Wederopbouw markeert een verschuiving

Toen de Wederopbouw eind jaren 1870 eindigde, werkten Zuidelijke wetgevers echter opnieuw om tweederangsburgers van Afro-Amerikanen te maken. Ze sloegen zowel het 14e als het 15e amendement, dat Afrikaanse Amerikanen als Amerikaanse staatsburgers erkende en hun stemrecht verleende, respectievelijk. Deze verschuiving vloeide voort uit de presidentsverkiezingen van Rutherford B. Hayes in 1876, waarin een meningsverschil over verkiezingsstemmen de Republikeinen en Democraten ertoe bracht een compromis te sluiten dat zwart stemrecht opofferde. Zuidelijke Democraten zouden Hayes steunen als Republikeinen hun troepen uit het Zuiden zouden verwijderen en zouden stoppen met het afdwingen van zwarte stemrechten. 
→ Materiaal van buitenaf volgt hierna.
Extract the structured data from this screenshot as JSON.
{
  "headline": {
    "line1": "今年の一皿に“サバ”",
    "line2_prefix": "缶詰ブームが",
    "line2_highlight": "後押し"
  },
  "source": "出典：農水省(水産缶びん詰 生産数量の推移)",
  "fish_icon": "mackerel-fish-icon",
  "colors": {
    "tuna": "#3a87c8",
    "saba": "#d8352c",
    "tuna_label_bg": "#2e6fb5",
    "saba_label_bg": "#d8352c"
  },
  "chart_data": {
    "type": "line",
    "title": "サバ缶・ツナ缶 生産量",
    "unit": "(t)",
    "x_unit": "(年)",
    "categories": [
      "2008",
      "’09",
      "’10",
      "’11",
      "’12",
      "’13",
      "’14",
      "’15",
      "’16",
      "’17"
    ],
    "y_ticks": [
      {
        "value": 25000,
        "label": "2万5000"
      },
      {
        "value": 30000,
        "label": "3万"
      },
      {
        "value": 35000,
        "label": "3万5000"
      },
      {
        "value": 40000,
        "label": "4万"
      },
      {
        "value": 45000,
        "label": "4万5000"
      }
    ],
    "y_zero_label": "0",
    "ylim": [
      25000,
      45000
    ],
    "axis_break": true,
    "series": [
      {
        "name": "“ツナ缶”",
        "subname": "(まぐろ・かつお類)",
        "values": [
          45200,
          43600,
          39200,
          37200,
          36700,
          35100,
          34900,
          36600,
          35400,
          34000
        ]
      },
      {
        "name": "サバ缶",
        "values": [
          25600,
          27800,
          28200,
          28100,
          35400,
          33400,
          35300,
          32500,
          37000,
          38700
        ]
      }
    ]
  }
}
Het zou een understatement zijn om te zeggen dat deze overeenkomst een nadelig effect had op het stemrecht van zwarte mannen. Kiezersregistratie in Mississippi is hiervan een goed voorbeeld. Daar was tweederde van de zwarte mannen geregistreerd om te stemmen, maar tegen 1892 was dat slechts 4%. Het 15e amendement was in wezen dood.  

Uiteindelijk waren zwarte mannen technisch gezien 'Amerikanen', maar konden ze hun stemrecht niet uitoefenen. Blanken ontmoedigden degenen die dat probeerden door betaling van peilingen of een voldoende score op een geletterdheidstest te eisen om te stemmen. Bovendien werkten grote aantallen Afro-Amerikanen in het Zuiden als deelverkopers en werden ze geconfronteerd met de dreiging van uitzetting door verhuurders die bezwaar maakten tegen zwart kiesrecht. In sommige gevallen werden zwarten geslagen, gedood of werden hun huizen afgebrand om te proberen te stemmen. Stemmen als Afro-Amerikaan in Jim Crow South betekende te vaak dat iemands leven en levensonderhoud op het spel stonden.
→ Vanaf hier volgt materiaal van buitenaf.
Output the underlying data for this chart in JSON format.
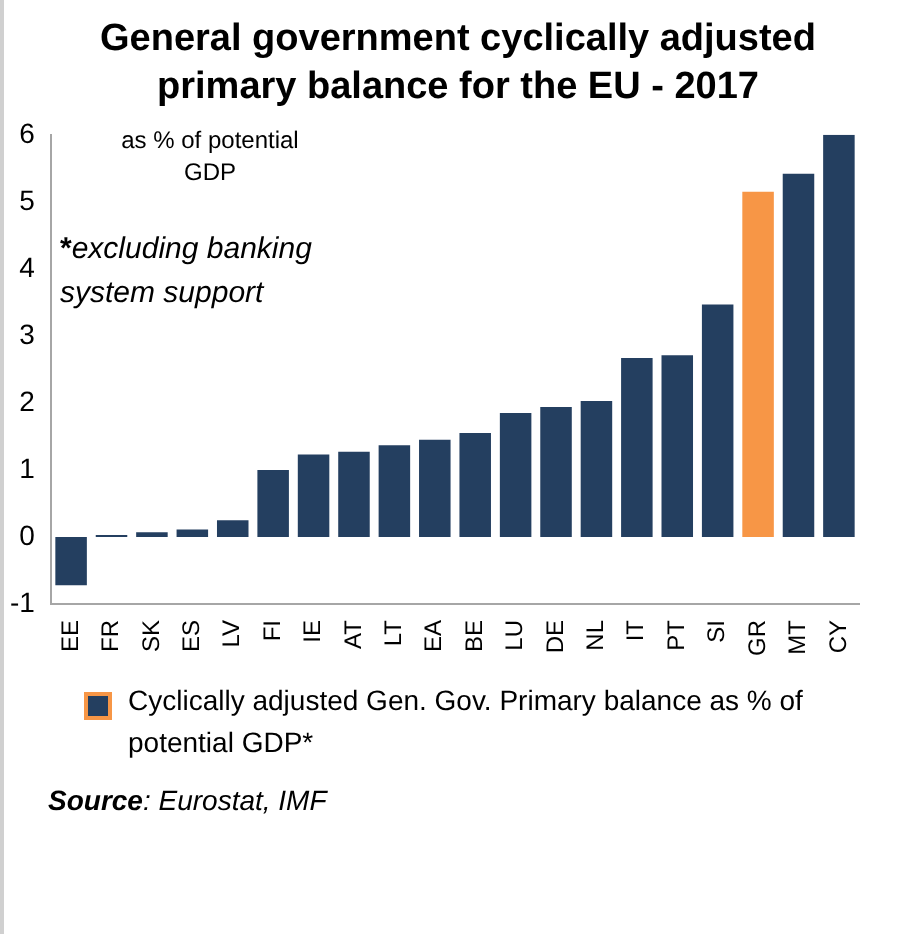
{
  "chart_data": {
    "type": "bar",
    "title": "General government cyclically adjusted primary balance for the EU - 2017",
    "categories": [
      "EE",
      "FR",
      "SK",
      "ES",
      "LV",
      "FI",
      "IE",
      "AT",
      "LT",
      "EA",
      "BE",
      "LU",
      "DE",
      "NL",
      "IT",
      "PT",
      "SI",
      "GR",
      "MT",
      "CY"
    ],
    "series": [
      {
        "name": "Cyclically adjusted Gen. Gov. Primary balance as % of potential GDP*",
        "color": "#243f60",
        "values": [
          -0.72,
          0.03,
          0.07,
          0.11,
          0.25,
          1.0,
          1.23,
          1.27,
          1.37,
          1.45,
          1.55,
          1.85,
          1.94,
          2.03,
          2.67,
          2.71,
          3.47,
          5.15,
          5.42,
          6.0
        ],
        "colors": [
          "#243f60",
          "#243f60",
          "#243f60",
          "#243f60",
          "#243f60",
          "#243f60",
          "#243f60",
          "#243f60",
          "#243f60",
          "#243f60",
          "#243f60",
          "#243f60",
          "#243f60",
          "#243f60",
          "#243f60",
          "#243f60",
          "#243f60",
          "#f79646",
          "#243f60",
          "#243f60"
        ]
      }
    ],
    "ylim": [
      -1,
      6
    ],
    "yticks": [
      -1,
      0,
      1,
      2,
      3,
      4,
      5,
      6
    ],
    "grid": false,
    "legend": "bottom",
    "annotations": [
      "as % of potential GDP",
      "*excluding banking system support",
      "Source: Eurostat, IMF"
    ]
  }
}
Een nieuw hoofdstuk voor Black Suffrage

Op 6 augustus 1965 tekende president Lyndon B. Johnson de Voting Rights Act van 1965 in de wet. Burgerrechtenactivisten hadden hard gewerkt om stemrechten voor Afro-Amerikanen veilig te stellen, en federale wetgeving elimineerde het lokale en nationale beleid dat mensen in kleur effectief verbood om stemmen uit te brengen. Witte burgerschapsleiders en stembureaus konden geletterdheidstests en peilingbelastingen niet langer gebruiken om zwarte mensen ervan te weerhouden om te stemmen, en de federale overheid verleende de Amerikaanse procureur-generaal de bevoegdheid om onderzoek te doen naar dergelijke methoden tijdens verkiezingen. 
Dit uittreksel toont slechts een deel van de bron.